I've been a fan of Maryse Condé's ever since 2020 when I discovered her brilliant novel Moi, Tituba sorcière noire de Salem. I fell in love with her writing style, the stand-out characters she chose to center in her narratives and her unique lens of writing back, (re-)claiming stories that historically marginalise and side-line Black characters. I then read her re-imagination of Emily Bronte's Wuthering Heights in 2021, a reading experience that solidified her as one of the writers I definitely wanna check out more from.
Thus, my reading goal for 2022 to read at least two books by her. Unfortunately, the ones I ended up with this year – Conversations with Maryse Condé and Le Coeur à rire et à pleurer – were both shockingly disappointing. I'm still holding out hope that Condé's nonfiction simply isn't for me (I'm definitely not (!) gonna read another of her memoirs or interview books) but I can't lie, learning more about her (her personality & character, her approach to life & writing) has kind of lessened my excitement for her fiction as well. It's shocking, believe me, I know.
Maryse Condé comes across as extremely selfish, unreflective, aloof and stuck-up in the two nonfiction texts that I read by her. An author whom I came to love through her fiction, I came to loathe through her nonfiction. Well, the peep behind the curtain is not always a success story. I'm still gonna read the Ségou novels ... some day ... but for now, I think I've had enough of Condé.
Le Coeur à rire et à pleurer is a walk down memory lane, a memoir in which the author recounts her childhood days, spent in the 1950s and 60s in Guadeloupe and France. Unfortunately, the slim book is seemingly of no interest except for the author herself. We learn nothing of interest. Condé keeps talking about the most mundane things, and I asked myself multiple times why she chose to write this book. It's not badly written per se, it's just that there's little to no interesting or relevant information in it.

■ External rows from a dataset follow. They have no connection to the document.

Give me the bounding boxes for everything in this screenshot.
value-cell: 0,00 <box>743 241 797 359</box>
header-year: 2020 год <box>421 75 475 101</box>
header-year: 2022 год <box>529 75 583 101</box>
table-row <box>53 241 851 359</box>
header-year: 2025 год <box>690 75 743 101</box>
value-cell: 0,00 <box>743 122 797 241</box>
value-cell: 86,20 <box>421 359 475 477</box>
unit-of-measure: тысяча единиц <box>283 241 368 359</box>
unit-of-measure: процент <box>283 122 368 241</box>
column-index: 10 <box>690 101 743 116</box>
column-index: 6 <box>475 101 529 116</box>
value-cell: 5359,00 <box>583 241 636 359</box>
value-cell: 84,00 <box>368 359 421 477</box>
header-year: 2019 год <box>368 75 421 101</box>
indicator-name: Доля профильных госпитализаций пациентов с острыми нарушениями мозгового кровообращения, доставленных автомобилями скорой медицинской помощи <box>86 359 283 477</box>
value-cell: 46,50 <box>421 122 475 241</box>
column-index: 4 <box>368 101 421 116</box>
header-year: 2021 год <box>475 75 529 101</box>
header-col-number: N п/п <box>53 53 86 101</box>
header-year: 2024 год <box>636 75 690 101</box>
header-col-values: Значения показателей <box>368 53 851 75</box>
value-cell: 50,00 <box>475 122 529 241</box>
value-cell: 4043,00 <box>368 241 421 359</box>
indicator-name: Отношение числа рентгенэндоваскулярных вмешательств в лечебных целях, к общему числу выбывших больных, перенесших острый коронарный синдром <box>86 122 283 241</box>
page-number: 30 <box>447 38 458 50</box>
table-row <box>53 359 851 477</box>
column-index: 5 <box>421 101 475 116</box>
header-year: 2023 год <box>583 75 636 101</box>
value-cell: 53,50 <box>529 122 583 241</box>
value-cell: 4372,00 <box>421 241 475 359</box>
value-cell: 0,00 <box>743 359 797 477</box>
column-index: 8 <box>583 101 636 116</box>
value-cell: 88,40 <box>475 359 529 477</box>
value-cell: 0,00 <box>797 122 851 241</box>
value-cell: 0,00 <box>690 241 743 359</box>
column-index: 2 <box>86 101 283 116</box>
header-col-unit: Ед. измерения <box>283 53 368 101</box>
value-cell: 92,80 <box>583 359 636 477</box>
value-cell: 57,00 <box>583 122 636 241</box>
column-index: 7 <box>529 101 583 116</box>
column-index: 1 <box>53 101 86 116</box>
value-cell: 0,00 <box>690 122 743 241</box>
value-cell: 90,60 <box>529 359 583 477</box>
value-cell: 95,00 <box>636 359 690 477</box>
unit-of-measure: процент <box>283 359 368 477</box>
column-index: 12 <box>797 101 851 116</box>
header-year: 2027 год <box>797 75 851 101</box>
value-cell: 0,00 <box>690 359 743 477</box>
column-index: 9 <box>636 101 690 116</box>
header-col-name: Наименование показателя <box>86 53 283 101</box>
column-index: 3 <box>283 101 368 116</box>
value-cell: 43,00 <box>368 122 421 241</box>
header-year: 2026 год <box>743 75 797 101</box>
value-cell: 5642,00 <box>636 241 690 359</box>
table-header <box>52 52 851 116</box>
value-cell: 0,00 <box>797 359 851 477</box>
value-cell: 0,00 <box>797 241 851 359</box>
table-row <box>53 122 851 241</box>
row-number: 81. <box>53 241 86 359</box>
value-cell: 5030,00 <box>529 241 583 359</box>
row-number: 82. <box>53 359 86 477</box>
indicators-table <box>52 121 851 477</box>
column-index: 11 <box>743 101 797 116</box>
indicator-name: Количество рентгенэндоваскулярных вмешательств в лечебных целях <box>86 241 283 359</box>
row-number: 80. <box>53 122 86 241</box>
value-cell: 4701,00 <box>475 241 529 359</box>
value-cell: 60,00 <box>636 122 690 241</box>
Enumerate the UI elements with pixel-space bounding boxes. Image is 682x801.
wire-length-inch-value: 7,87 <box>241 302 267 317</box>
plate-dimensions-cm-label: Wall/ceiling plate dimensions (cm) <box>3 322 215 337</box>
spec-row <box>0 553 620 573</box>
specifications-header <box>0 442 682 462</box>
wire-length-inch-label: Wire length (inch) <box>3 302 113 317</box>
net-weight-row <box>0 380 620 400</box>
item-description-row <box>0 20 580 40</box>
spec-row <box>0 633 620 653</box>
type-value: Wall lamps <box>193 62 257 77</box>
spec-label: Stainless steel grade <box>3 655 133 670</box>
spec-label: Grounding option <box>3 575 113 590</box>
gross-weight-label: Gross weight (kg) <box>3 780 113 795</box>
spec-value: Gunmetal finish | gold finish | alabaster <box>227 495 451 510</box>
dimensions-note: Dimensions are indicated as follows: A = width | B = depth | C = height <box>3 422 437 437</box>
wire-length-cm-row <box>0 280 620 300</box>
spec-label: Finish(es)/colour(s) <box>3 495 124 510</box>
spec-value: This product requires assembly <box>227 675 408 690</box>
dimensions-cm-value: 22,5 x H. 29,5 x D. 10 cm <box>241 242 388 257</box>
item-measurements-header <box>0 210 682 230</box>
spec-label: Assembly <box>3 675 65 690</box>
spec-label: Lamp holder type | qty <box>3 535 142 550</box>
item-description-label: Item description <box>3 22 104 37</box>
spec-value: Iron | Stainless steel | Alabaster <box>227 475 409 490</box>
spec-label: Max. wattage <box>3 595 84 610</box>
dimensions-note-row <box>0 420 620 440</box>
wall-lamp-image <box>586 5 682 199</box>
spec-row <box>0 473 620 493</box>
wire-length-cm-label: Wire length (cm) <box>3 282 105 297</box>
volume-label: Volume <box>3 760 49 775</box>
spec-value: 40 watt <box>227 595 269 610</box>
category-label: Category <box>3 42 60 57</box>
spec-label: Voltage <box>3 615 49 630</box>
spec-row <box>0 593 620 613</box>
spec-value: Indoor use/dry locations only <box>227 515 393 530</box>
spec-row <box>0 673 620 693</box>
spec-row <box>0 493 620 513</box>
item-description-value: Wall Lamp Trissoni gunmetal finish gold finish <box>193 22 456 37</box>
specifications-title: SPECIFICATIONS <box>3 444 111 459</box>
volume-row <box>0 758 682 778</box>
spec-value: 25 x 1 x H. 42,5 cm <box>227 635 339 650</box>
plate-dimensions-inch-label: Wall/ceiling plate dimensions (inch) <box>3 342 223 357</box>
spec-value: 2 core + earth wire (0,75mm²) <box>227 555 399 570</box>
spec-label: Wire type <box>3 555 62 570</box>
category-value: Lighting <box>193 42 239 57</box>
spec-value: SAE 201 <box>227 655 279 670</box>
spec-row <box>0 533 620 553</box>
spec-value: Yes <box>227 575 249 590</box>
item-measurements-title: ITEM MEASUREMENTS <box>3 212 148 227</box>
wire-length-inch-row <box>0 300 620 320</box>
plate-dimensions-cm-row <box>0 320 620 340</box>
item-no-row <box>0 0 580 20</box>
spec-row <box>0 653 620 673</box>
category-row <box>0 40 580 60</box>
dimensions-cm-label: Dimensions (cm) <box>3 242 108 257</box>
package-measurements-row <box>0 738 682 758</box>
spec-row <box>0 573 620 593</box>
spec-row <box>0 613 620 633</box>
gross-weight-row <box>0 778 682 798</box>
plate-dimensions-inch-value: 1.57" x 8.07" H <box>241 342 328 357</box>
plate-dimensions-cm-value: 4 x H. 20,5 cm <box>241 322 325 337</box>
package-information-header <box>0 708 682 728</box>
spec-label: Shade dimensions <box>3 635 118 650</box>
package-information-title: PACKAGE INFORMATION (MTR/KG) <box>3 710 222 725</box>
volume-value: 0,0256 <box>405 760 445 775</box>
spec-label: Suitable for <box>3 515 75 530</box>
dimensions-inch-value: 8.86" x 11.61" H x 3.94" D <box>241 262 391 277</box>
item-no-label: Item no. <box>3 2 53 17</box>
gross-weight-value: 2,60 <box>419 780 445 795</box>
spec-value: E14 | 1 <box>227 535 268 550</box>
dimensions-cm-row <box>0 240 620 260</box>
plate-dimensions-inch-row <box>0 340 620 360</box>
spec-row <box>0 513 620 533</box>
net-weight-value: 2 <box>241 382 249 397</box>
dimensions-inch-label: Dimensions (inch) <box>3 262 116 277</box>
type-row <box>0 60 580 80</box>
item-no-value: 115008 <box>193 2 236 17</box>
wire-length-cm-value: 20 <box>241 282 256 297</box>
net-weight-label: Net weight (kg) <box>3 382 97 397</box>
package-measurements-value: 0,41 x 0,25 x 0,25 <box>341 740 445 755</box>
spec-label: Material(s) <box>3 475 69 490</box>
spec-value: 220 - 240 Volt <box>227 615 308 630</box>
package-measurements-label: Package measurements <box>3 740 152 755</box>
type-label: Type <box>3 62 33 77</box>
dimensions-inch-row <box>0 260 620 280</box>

Each chapter is devoted to a different story, but all in all, Condé moves through her childhood chronologically. As the eighth child of a middle-class West Indian couple who didn't want her or her siblings to engage with other Black children on the island, her memories are often bitter ones. Her resentment towards her parents seeps through the book. She thinks of them as too proud, as Black people who deep in their hearts want to be white. She paints them as racists themselves, as people with no dignity.
And whilst I understand Condé's feelings towards her parents, I was also annoyed by it. Generally, I'm not the biggest fan of people blaming their parents for everything. I've come across this trope too many times (in literature and real life) and it always leaves a bitter taste in my mouth. In most cases, there are two sides to the same story. Condé doesn't examine the immense pressure, internalised racism and the colonial mindset that her parents were raised in. Her parents are aggressors as well as victims. Condé fails to recognise the latter.
Yet in the same breath, Condé loves to paint herself as the victim. Misunderstood at home, misunderstood in school, she cannot find her "true place" anywhere. Bla bla bla. Cry me a river. We've heard this tale many times before. And it's never nothing but boring. Condé doesn't move out of her "child state", there is no reflection of the socio-economic situation of her family, the class struggle as a whole, the power struggle in Guadeloupe at the time, the place of women in society, Guadeloupe's relations to France... the reader has to search for answers to these questions elsewhere, they're not in Condé's book.
No exploration why her parents preferred France to the US, why Condé ended up studying in France, being given most of her higher education there. No, it's all about her loathing their annual family vacations in Paris; not recognising her own privilege in even being able to go on these vacations in the first place. It's just such a weird book. In some passages, she even mocks her parents and makes fun of them for their love of France. She even calls her childhood friend – with whom she claims she's still besties now – ugly in one earlier chapter. Why, why, why?
But it's not all bad. There are moments of brilliance in this book. In my favorite chapter, "À nous la liberté?", Condé reflects about the end of her childhood at age 16, about how much her mother means to her after all, how she finds freedom in the simple movements of riding back. It's a beautiful chapter that speaks ot the universal human condition, grief, and the importance of solitude.
All in all, definitely not a favorite. Not much of interest (at least for me) and unfortunately, a memoir I will quickly forget. Don't be discouraged from picking up Condé though, find out for yourself if she is the writer (or person) for you! If you wanna take my advice, I'd also recommend starting with Moi, Tituba sorcière noire de Salem. That novel is a revelation!